Die Straßen in Tirol sind ja immer ein bisschen Abenteuer. Aktuell sorgt die Baustelle auf der Reschenpass-Straße (B180) zwischen Pfunds und Nauders für ordentlich Wirbel. Hier wird eine Steinschlaggalerie gebaut – eine Maßnahme, die dringend notwendig ist, denn Felsstürze haben in der Vergangenheit schon für einige Schreckmomente gesorgt, vor allem bei extremen Wetterbedingungen. Aber so eine Baustelle hat natürlich ihre Tücken: Es gibt Verkehrsbehinderungen in Richtung Italien, und das ist nicht zu unterschätzen!

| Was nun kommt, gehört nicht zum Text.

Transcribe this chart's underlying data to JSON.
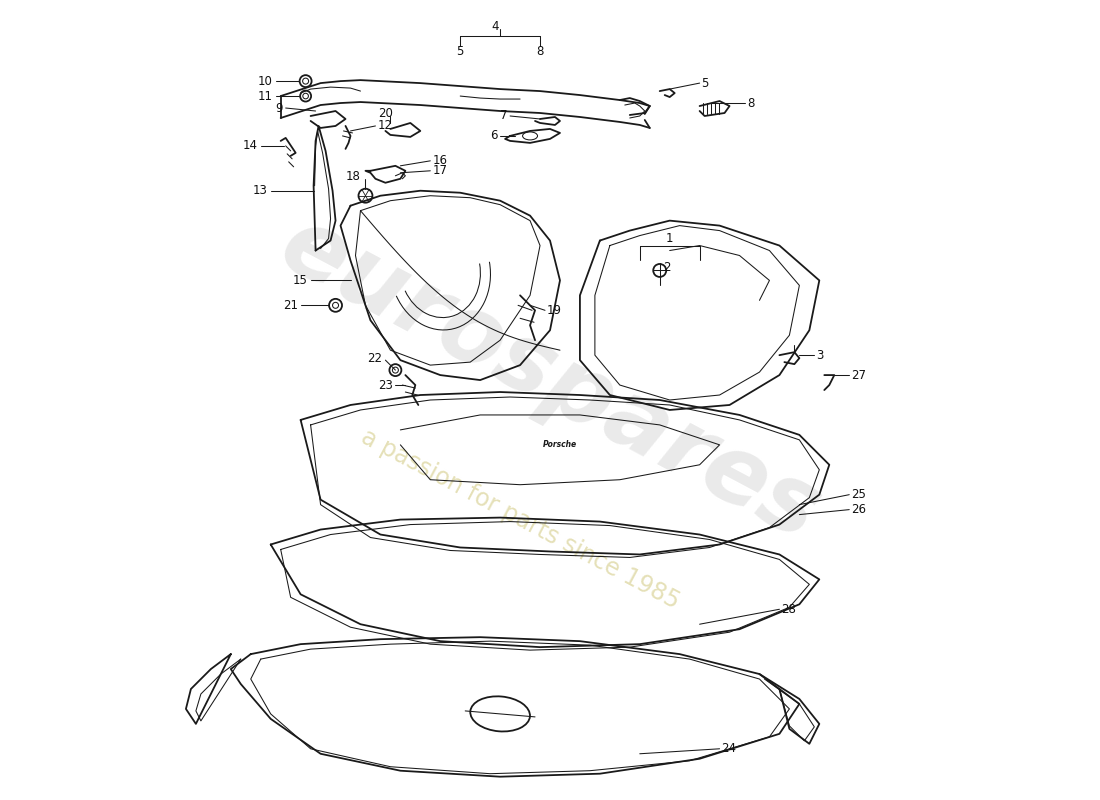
{
  "background_color": "#ffffff",
  "line_color": "#1a1a1a",
  "label_color": "#111111",
  "watermark1": "eurospares",
  "watermark2": "a passion for parts since 1985",
  "lw_main": 1.3,
  "lw_thin": 0.75,
  "lw_label": 0.7,
  "label_fontsize": 8.5
}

Seit Monaten läuft der Verkehr nur einspurig, und eine Ampel sorgt dafür, dass die Fahrzeuge im Schritttempo durch die Baustelle kriechen. An stark frequentierten Reisetagen, wie etwa vom 30. bis 31. Mai, vom 4. bis 7. Juni und vom 27. bis 28. Juni 2026, wird die Straße zweispurig freigegeben – eine kleine Erleichterung für alle Reisenden, die sich auf den Weg in die italienischen Gefilde machen. Aber aufgepasst! Ab dem 31. August bis zum 30. Oktober 2026 wird die B180 dann komplett gesperrt. Montag bis Donnerstag von 7:30 Uhr bis 18:00 Uhr und freitags bis 14:00 Uhr, das heißt, die Geduld der Autofahrer wird auf eine harte Probe gestellt.

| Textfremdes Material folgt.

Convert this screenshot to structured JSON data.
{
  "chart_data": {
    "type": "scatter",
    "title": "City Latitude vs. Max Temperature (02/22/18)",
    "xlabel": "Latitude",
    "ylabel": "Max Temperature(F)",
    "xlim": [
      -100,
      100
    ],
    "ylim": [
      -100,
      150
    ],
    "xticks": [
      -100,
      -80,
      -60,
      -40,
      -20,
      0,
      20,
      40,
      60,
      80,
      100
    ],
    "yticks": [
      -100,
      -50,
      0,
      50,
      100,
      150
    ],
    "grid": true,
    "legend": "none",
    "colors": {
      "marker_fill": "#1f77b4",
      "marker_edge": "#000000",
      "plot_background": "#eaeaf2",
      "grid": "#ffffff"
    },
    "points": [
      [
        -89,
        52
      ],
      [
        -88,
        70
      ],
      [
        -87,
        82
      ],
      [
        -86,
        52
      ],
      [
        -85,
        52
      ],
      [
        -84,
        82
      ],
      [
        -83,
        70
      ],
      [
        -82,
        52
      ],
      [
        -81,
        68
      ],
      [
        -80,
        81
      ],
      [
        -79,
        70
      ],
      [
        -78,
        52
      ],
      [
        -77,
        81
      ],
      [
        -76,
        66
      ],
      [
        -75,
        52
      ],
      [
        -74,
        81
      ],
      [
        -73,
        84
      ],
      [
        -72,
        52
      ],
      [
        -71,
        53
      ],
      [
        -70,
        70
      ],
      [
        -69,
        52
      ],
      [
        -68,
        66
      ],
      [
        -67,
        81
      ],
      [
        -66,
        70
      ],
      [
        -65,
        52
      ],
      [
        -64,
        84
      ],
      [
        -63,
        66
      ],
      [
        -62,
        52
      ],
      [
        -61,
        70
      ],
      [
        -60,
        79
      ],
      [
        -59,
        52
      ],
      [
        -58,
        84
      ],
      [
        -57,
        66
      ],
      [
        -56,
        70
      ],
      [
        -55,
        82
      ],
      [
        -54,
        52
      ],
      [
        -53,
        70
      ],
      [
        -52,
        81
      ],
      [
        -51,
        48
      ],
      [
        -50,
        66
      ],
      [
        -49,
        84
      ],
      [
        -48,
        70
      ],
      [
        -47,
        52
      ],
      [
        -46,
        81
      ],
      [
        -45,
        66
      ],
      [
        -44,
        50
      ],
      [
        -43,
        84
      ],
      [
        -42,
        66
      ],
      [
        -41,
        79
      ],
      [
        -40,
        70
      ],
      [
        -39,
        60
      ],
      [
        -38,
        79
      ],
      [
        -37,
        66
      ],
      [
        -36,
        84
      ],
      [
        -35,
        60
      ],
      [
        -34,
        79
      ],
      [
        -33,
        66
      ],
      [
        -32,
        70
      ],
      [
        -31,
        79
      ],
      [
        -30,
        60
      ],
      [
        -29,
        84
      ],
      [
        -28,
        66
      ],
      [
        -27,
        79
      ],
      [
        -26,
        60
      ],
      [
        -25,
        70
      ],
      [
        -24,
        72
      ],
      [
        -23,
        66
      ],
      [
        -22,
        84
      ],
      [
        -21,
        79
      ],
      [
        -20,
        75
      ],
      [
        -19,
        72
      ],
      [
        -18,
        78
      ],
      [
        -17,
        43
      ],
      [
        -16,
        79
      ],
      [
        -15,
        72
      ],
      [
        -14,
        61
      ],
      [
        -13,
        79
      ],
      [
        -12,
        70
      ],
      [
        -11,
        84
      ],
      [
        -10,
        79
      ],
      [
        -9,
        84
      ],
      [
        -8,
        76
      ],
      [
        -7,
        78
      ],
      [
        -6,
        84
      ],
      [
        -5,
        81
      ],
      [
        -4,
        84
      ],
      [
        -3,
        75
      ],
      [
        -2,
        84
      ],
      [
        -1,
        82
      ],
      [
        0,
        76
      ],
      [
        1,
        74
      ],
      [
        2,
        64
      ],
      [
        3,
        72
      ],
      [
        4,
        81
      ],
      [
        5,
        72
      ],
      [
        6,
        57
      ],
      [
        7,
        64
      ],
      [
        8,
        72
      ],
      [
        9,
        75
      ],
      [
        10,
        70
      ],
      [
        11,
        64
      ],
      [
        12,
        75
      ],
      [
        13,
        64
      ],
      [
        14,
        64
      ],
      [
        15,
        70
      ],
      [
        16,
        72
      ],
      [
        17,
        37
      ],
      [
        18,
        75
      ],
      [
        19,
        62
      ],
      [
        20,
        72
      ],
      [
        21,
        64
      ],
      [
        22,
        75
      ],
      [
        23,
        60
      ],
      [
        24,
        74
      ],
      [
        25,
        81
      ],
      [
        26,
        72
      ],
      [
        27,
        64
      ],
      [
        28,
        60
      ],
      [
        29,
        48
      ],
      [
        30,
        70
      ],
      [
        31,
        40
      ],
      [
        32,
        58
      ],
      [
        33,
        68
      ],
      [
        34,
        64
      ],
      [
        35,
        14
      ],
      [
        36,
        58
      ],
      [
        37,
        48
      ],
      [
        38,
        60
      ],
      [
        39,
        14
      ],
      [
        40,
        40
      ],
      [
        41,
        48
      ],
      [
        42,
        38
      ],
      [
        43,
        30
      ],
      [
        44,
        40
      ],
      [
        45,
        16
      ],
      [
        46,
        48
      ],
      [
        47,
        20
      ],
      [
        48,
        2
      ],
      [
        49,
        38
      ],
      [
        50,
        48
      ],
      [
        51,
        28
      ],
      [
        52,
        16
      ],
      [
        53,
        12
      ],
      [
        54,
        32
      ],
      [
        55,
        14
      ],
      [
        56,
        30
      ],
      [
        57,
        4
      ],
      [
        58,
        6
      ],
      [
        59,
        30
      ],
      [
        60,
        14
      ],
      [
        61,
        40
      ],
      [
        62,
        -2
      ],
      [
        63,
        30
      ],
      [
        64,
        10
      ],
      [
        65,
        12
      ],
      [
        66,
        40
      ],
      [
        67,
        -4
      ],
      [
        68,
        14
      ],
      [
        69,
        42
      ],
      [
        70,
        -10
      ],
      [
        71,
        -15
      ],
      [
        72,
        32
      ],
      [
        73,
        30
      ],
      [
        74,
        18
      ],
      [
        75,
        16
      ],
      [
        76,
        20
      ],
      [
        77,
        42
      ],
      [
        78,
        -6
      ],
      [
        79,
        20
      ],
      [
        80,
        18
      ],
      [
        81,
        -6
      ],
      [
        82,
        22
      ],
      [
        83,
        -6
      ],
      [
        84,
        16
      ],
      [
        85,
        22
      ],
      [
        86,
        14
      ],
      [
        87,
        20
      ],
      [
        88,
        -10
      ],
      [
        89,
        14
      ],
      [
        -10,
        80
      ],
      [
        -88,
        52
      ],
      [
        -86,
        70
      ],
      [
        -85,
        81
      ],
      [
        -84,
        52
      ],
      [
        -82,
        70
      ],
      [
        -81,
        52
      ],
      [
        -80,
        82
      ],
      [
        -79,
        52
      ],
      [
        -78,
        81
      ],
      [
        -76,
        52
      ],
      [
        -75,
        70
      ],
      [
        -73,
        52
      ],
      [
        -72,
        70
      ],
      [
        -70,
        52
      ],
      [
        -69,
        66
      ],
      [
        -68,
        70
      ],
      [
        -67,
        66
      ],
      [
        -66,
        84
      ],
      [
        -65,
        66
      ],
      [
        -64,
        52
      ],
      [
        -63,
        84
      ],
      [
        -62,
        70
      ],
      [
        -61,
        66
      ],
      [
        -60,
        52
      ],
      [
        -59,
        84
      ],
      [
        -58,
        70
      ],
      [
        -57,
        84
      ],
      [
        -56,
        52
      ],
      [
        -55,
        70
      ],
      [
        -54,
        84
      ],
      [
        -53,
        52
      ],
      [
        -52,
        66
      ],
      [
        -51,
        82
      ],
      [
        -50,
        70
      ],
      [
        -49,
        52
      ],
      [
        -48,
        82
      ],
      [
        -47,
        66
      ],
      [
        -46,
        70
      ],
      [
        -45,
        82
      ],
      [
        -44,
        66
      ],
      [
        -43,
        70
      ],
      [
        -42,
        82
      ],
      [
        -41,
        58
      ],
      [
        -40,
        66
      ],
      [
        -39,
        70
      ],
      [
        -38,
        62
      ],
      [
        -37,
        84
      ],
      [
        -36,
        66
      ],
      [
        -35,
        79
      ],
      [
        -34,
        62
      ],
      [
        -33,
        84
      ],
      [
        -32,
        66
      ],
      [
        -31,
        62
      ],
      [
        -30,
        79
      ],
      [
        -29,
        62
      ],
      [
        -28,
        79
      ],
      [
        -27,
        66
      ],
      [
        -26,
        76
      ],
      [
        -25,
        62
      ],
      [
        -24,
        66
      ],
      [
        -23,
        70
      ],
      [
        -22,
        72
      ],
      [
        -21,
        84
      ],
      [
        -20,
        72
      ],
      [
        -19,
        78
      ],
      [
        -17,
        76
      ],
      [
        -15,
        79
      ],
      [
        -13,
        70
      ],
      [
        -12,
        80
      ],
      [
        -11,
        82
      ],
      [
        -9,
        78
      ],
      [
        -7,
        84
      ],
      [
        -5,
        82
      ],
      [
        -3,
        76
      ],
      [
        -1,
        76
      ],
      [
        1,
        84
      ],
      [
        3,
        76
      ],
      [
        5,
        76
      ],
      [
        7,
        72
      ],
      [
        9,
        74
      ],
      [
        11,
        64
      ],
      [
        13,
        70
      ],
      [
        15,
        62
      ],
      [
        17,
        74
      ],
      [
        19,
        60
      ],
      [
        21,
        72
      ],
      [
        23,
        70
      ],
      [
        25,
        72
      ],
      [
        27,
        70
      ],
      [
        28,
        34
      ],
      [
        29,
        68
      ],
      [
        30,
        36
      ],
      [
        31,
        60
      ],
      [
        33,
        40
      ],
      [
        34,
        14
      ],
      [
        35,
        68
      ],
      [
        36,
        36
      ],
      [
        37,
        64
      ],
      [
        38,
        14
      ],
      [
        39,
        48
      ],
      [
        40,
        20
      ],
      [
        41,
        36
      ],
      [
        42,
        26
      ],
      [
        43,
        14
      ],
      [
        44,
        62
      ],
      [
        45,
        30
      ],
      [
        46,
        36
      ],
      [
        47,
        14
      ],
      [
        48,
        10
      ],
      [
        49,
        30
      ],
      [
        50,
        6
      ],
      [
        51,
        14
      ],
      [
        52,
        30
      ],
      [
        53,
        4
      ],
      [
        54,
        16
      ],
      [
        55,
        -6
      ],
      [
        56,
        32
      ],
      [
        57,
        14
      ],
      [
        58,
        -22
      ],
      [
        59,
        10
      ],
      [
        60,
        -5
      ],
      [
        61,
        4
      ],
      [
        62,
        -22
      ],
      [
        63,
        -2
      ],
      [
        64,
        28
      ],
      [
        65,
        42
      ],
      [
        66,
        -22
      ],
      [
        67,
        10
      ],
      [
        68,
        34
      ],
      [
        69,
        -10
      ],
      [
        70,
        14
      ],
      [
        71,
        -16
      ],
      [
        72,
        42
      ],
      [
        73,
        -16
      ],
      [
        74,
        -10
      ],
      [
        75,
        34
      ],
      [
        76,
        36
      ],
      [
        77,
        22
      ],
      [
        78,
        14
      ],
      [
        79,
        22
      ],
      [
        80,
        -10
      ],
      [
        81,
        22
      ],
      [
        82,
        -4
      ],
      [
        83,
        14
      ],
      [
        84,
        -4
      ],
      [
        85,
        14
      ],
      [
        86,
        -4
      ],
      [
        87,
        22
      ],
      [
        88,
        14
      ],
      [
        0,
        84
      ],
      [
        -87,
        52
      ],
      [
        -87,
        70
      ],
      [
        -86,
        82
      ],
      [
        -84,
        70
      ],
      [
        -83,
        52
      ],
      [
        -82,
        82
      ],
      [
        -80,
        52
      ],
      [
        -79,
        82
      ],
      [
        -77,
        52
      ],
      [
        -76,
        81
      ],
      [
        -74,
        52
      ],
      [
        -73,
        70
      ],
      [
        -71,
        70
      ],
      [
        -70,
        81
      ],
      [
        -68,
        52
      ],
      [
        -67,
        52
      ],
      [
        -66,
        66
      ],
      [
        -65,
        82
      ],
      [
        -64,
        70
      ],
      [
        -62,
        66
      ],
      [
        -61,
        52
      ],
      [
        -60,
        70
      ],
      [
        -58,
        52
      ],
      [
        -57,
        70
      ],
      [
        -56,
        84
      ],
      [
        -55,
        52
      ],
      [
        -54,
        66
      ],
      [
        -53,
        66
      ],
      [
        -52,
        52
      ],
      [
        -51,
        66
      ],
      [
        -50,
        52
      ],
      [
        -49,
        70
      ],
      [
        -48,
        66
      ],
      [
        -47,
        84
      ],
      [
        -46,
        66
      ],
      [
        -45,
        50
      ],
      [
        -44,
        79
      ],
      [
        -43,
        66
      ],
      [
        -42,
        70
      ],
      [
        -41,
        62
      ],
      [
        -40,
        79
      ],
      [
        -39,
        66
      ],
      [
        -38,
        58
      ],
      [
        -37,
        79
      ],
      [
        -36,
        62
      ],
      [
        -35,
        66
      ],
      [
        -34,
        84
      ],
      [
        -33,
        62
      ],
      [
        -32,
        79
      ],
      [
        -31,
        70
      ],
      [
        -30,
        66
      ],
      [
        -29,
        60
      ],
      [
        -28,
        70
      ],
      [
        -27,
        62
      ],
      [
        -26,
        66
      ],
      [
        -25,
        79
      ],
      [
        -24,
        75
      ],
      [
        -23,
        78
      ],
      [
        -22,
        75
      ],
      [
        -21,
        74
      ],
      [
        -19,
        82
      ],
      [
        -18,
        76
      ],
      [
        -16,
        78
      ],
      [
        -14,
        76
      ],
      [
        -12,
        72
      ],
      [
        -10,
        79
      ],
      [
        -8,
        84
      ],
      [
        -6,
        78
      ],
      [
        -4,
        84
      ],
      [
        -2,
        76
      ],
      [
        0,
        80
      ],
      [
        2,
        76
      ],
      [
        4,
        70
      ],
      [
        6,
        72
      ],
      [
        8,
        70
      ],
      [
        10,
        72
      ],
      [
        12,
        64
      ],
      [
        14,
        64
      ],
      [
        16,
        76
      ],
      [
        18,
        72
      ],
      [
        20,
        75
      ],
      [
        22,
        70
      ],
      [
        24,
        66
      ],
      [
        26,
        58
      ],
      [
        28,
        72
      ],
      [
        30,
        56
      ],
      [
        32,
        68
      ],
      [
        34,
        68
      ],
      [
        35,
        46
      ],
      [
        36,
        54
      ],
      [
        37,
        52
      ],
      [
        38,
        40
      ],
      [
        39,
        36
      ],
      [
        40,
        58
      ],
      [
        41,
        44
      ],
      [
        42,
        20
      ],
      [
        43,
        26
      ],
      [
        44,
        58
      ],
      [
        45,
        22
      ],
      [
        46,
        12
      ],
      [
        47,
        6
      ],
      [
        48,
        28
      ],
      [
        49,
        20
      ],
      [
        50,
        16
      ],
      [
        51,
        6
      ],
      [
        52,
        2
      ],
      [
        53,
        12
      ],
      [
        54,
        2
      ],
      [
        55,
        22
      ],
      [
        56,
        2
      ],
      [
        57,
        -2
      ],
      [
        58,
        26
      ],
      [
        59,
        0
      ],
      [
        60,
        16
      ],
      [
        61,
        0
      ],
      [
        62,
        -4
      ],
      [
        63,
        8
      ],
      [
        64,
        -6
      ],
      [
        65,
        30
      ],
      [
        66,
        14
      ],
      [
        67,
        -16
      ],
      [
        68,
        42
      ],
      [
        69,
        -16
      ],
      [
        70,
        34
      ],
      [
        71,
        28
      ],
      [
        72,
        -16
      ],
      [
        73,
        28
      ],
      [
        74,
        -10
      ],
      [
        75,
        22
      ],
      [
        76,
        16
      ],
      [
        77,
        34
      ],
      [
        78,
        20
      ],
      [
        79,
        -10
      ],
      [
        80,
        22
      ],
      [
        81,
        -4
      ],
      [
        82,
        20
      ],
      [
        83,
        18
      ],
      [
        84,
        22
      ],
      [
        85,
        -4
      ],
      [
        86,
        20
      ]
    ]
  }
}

Umfahrungsoptionen und Einschränkungen

Für die, die nicht stundenlang im Stau stehen wollen, gibt es eine Umfahrungsmöglichkeit über die Schweiz ab der Kajetansbrücke. Die alternative Route über die Engadiner Straße (B184) und die Martinsbrucker Straße (B185) bringt dich zwar auf einen zusätzlichen Umweg von etwa 6,6 km – was 15 bis 20 Minuten mehr bedeutet – aber das ist immer noch besser, als den Frust der Staus in Kauf zu nehmen! Für Lkw, Anhänger über 6,5 m und Busse über 13 m ist die Umfahrung allerdings tabu. Wohnmobile dürfen die Umfahrungsroute nutzen, Wohnwagen-Gespanne müssen jedoch aufpassen: Nur bis 6,5 m ist erlaubt.

Ein weiterer Punkt, den man beachten sollte, ist die Schwerlastabgabe für Fahrzeuge über 3,5 Tonnen in der Schweiz. Das kann für den einen oder anderen ganz schön ins Geld gehen. Die Bauarbeiten an der Steinschlaggalerie sollen bis Ende 2026 abgeschlossen sein, und die Restarbeiten ziehen sich bis Ende Mai 2027 hin. Da kann man nur hoffen, dass die Geduld der Reisenden nicht überstrapaziert wird.

Staugefahr auf anderen Routen

Wer denkt, es sei auf der Brennerroute ruhiger, der irrt. Auch dort gibt es seit 1. Januar 2025 Bauarbeiten an der Luegbrücke, die für zusätzliche Staustrecken sorgen. Die Reschenpass-Route ist bekanntlich eine beliebte Alternativstrecke zur Brennerautobahn, und diese zusätzliche Belastung wird sicher einige Reisende dazu bringen, ihre Route zu überdenken.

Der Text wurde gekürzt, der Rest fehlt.